Twenty years ago yesterday I posted an academic article onto the Internet. It felt very empowering. After many years of having my articles rejected, generally for pathetic reasons, I got a chance to control my own publications. I am trying to remember how I publicized it, and I think what I did was to send emails to outfits like Yahoo and Google (did they exist back then? I can’t even remember) with the URL of my article and a few search words associated with it. Various people down through the years read it and have contacted me. One was an academic wannabe from Puerto Rico writing in Spanish who asked me for a job. I had none to give out, and in fact I didn’t even have one of my own. Another was from a scholar at an Islamic university in India, and let me say that I am pretty sure that if I had had that article published in an ordinary journal, he never would have seen it. Then there was the big name from Switzerland who sent me a letter telling me how much he loved it. He eventually wrote a review (in German) of my first book, though whether it ever got published, I was never certain.

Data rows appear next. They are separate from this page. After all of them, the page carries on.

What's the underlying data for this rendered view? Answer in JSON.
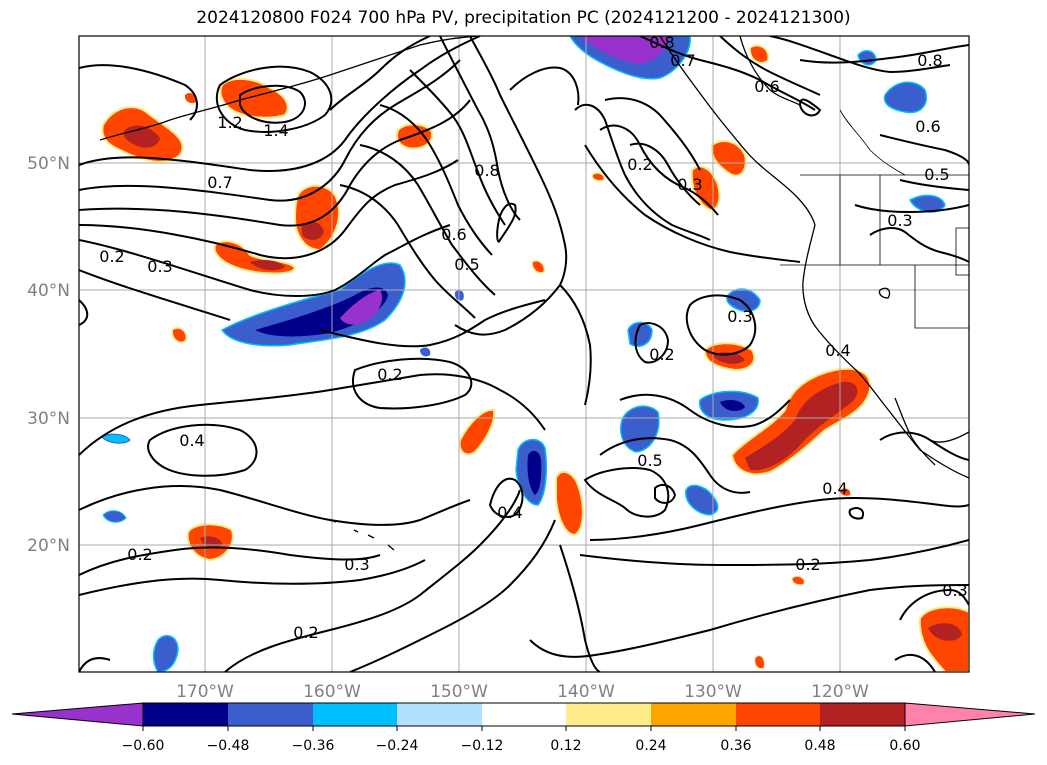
{
  "title": "2024120800 F024 700 hPa PV, precipitation PC (2024121200 - 2024121300)",
  "lat_labels": [
    "50°N",
    "40°N",
    "30°N",
    "20°N"
  ],
  "lon_labels": [
    "170°W",
    "160°W",
    "150°W",
    "140°W",
    "130°W",
    "120°W"
  ],
  "contour_labels": [
    "0.8",
    "0.8",
    "0.7",
    "0.6",
    "0.6",
    "1.4",
    "1.2",
    "0.7",
    "0.8",
    "0.6",
    "0.5",
    "0.2",
    "0.3",
    "0.5",
    "0.3",
    "0.2",
    "0.3",
    "0.2",
    "0.3",
    "0.4",
    "0.2",
    "0.4",
    "0.5",
    "0.4",
    "0.4",
    "0.2",
    "0.3",
    "0.2",
    "0.3",
    "0.2"
  ],
  "colorbar": {
    "ticks": [
      "−0.60",
      "−0.48",
      "−0.36",
      "−0.24",
      "−0.12",
      "0.12",
      "0.24",
      "0.36",
      "0.48",
      "0.60"
    ],
    "colors": [
      "#9932cc",
      "#00008b",
      "#3a5fcd",
      "#00bfff",
      "#b0e2ff",
      "#ffffff",
      "#ffec8b",
      "#ffa500",
      "#ff4500",
      "#b22222",
      "#ff82ab"
    ]
  },
  "colors": {
    "grid": "#aaaaaa",
    "tick_label": "#808080",
    "contour": "#000000",
    "coast": "#000000"
  }
}
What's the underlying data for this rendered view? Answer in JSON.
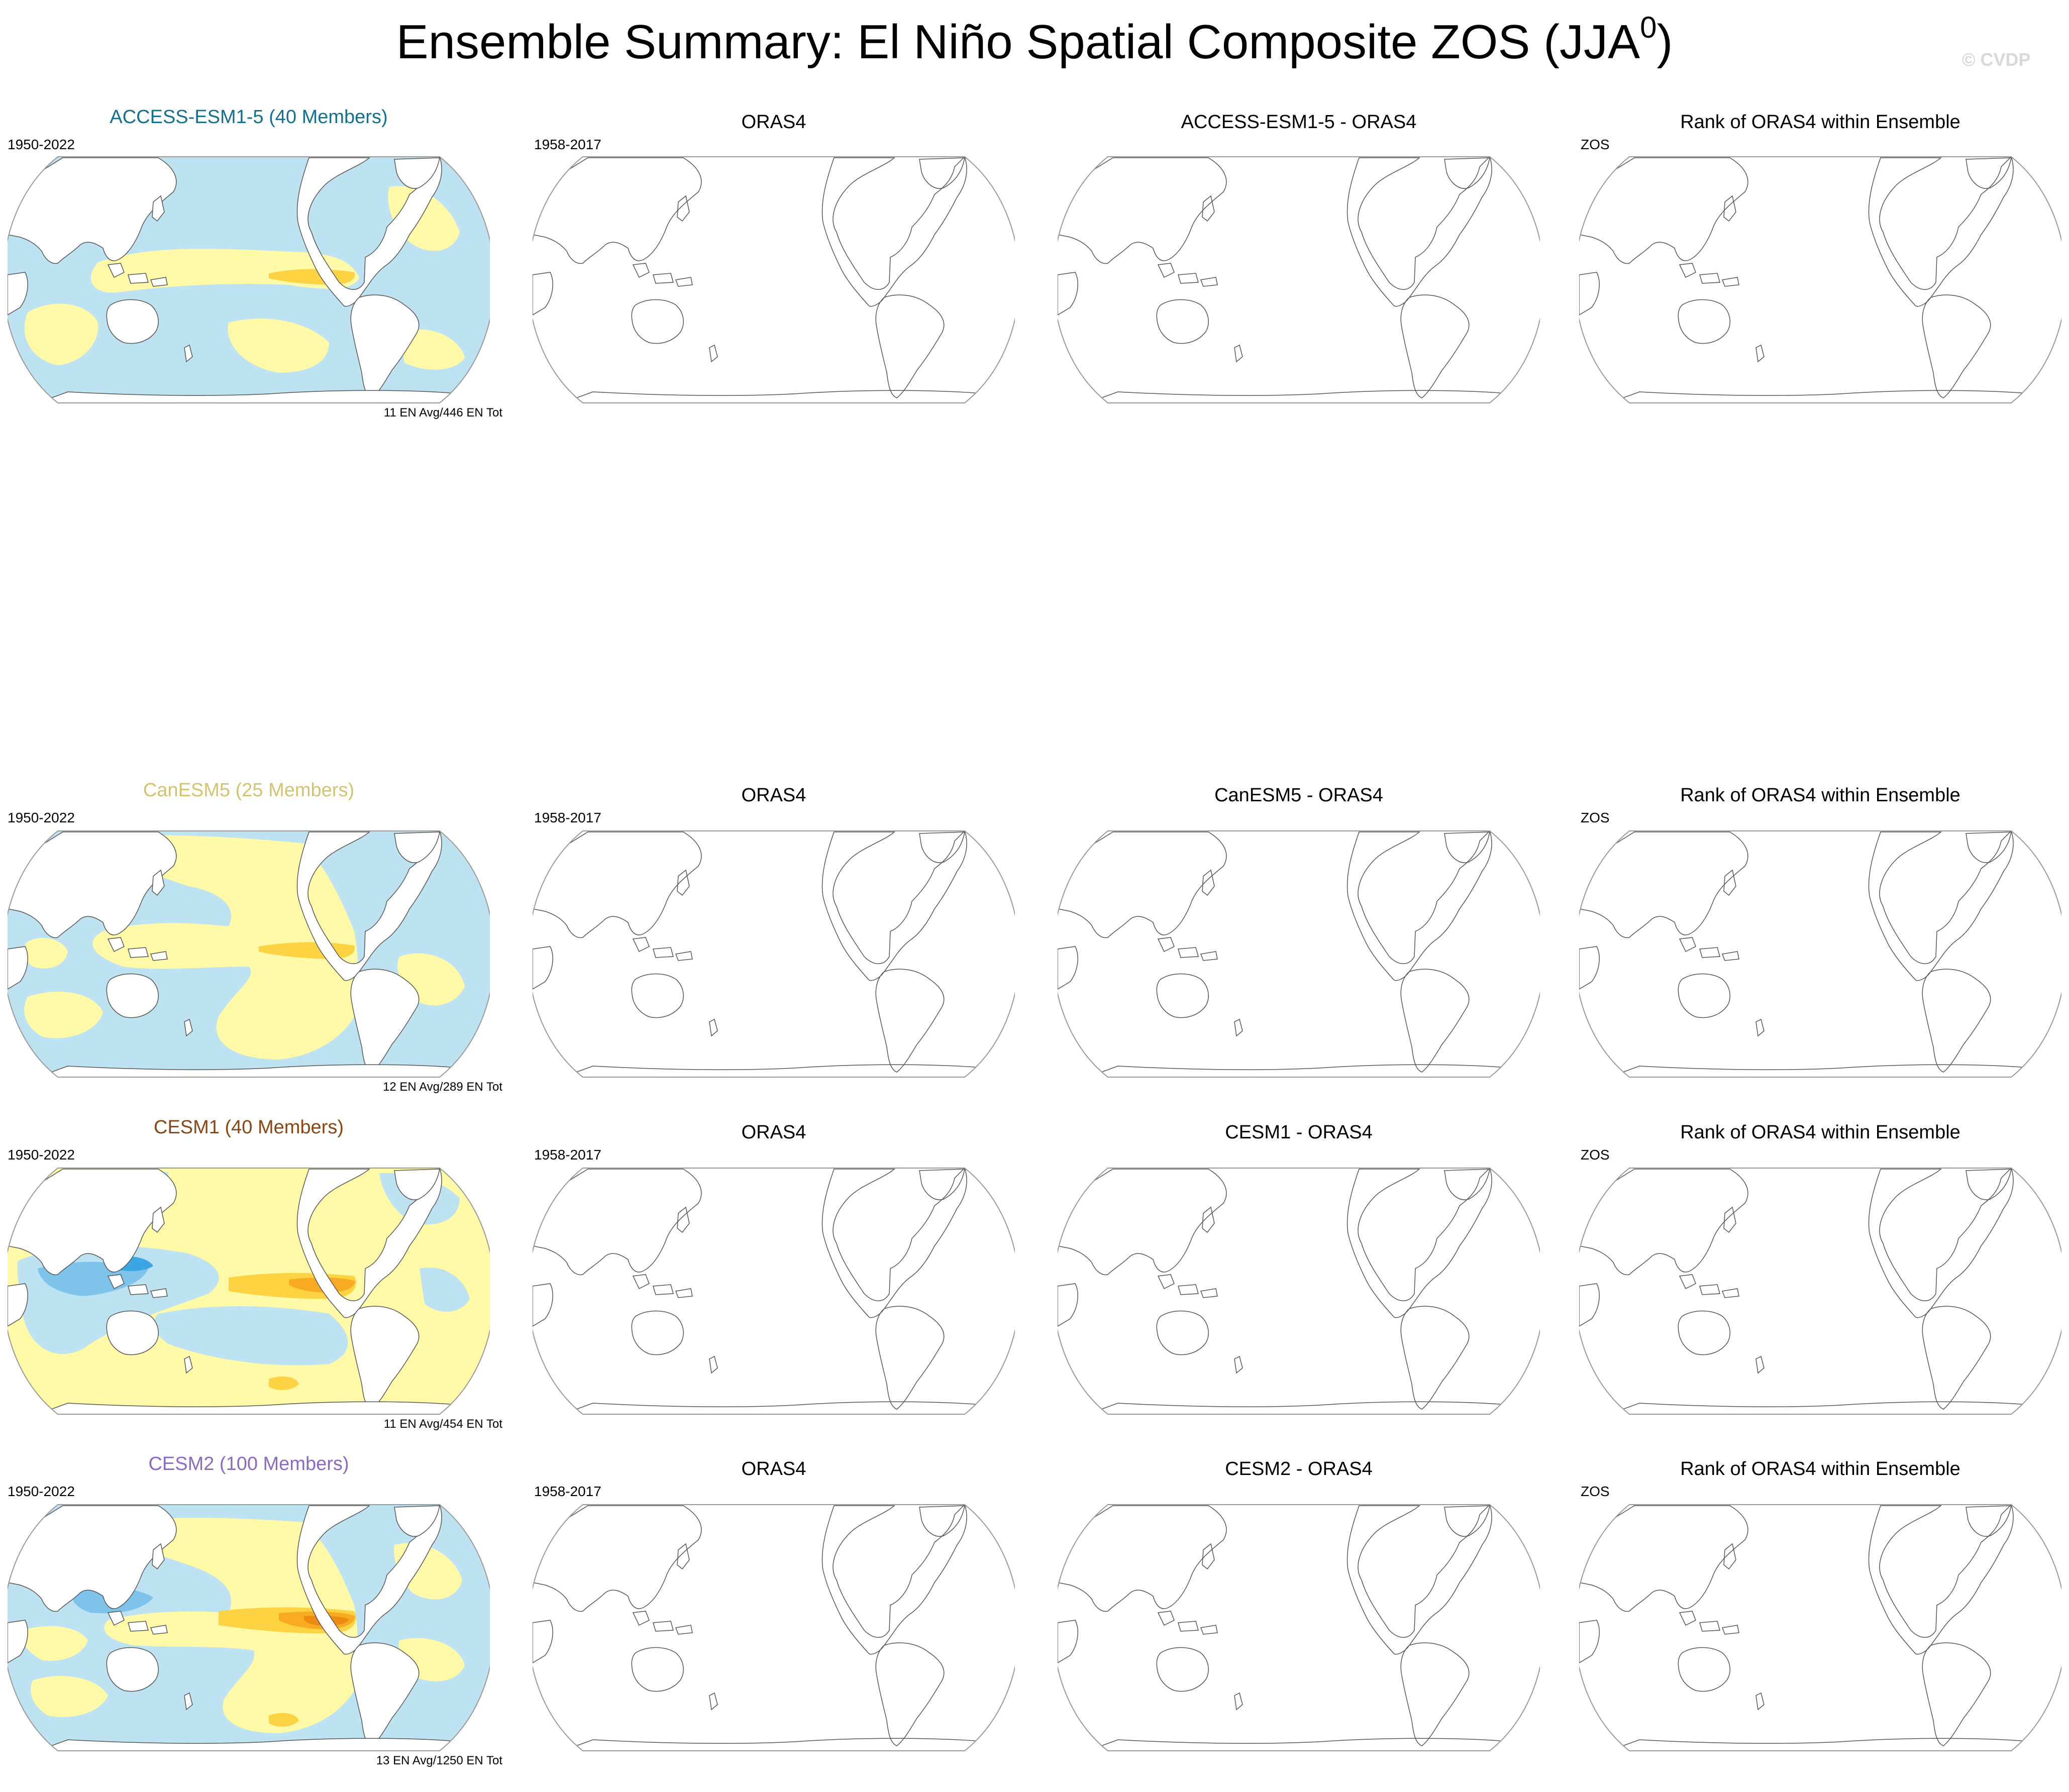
{
  "figure": {
    "title_main": "Ensemble Summary: El Niño Spatial Composite ZOS (JJA",
    "title_sup": "0",
    "title_close": ")",
    "credit": "© CVDP"
  },
  "colors": {
    "yellow": "#fff9a8",
    "light_blue": "#bde2f2",
    "medium_blue": "#7dc3ea",
    "dark_blue": "#3ca7e4",
    "light_orange": "#fdd343",
    "orange": "#f8aa22",
    "dark_orange": "#ec8a12",
    "coastline": "#555555",
    "model_1": "#14708f",
    "model_2": "#d2c36f",
    "model_3": "#8b4513",
    "model_4": "#8c69c9"
  },
  "rows": [
    {
      "model": {
        "title": "ACCESS-ESM1-5 (40 Members)",
        "period": "1950-2022",
        "count": "11 EN Avg/446 EN Tot"
      },
      "obs": {
        "title": "ORAS4",
        "period": "1958-2017"
      },
      "diff": {
        "title": "ACCESS-ESM1-5 - ORAS4"
      },
      "rank": {
        "title": "Rank of ORAS4 within Ensemble",
        "variable": "ZOS"
      }
    },
    {
      "model": {
        "title": "CanESM5 (25 Members)",
        "period": "1950-2022",
        "count": "12 EN Avg/289 EN Tot"
      },
      "obs": {
        "title": "ORAS4",
        "period": "1958-2017"
      },
      "diff": {
        "title": "CanESM5 - ORAS4"
      },
      "rank": {
        "title": "Rank of ORAS4 within Ensemble",
        "variable": "ZOS"
      }
    },
    {
      "model": {
        "title": "CESM1 (40 Members)",
        "period": "1950-2022",
        "count": "11 EN Avg/454 EN Tot"
      },
      "obs": {
        "title": "ORAS4",
        "period": "1958-2017"
      },
      "diff": {
        "title": "CESM1 - ORAS4"
      },
      "rank": {
        "title": "Rank of ORAS4 within Ensemble",
        "variable": "ZOS"
      }
    },
    {
      "model": {
        "title": "CESM2 (100 Members)",
        "period": "1950-2022",
        "count": "13 EN Avg/1250 EN Tot"
      },
      "obs": {
        "title": "ORAS4",
        "period": "1958-2017"
      },
      "diff": {
        "title": "CESM2 - ORAS4"
      },
      "rank": {
        "title": "Rank of ORAS4 within Ensemble",
        "variable": "ZOS"
      }
    }
  ]
}
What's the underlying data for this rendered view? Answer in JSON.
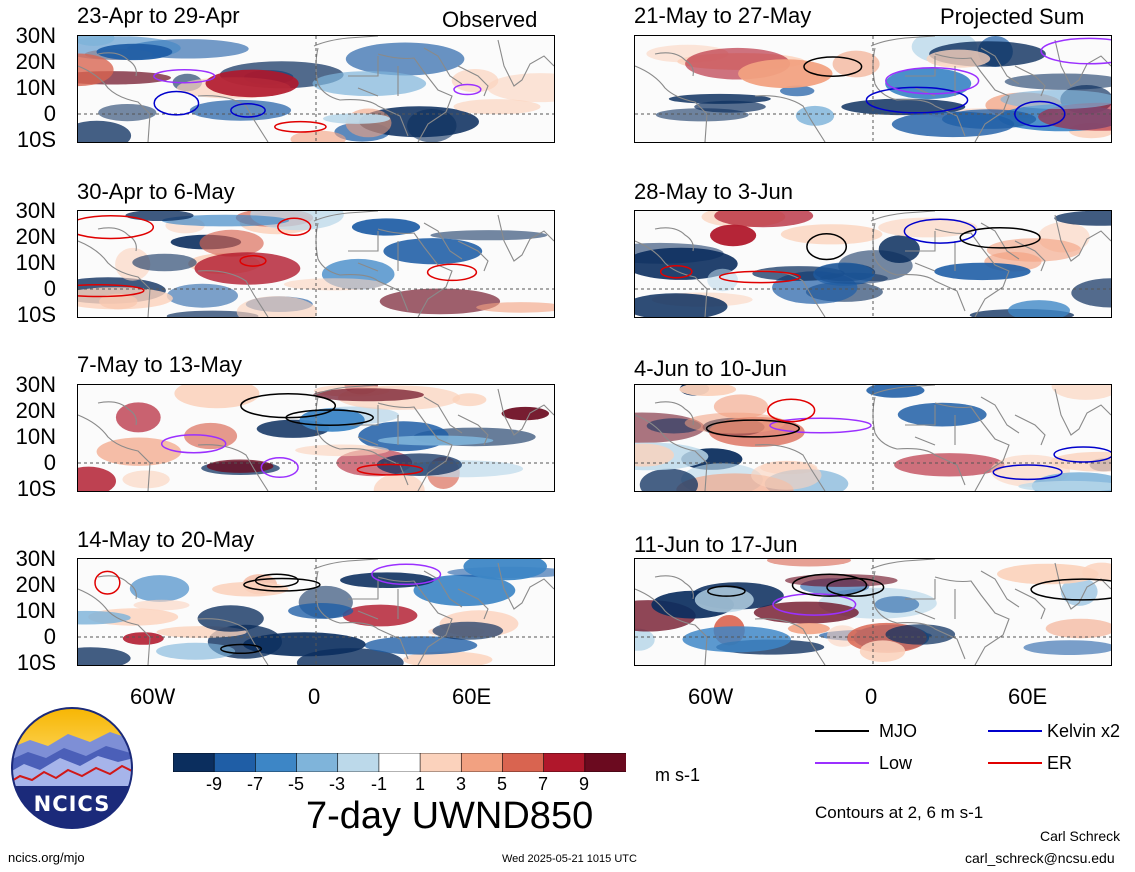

I am disappointed that Kenyon College, the original venue for my article, at some point decided it was (at 99K) too much bother and told me to find a new home for it. And so it now resides at academia.edu (here, though it may require you to log in), where I occasionally get reports of people in Italy or Argentina reading it. That’s fine. My publishing this article on the Internet never got me a job, but it did get me a continuing stream of readers, which is much more than I would have gotten in past eras if I hadn’t been able to publish in a journal. My thanks to those whose technical knowledge made this kind of change possible.
"My thanks to those whose technical knowledge made this kind of change possible."
Al Gore!
Posted by: Mark Spahn (West Seneca, NY) | 02/10/2017 at 01:30 AM
Heh. That was fake news, if there ever was any.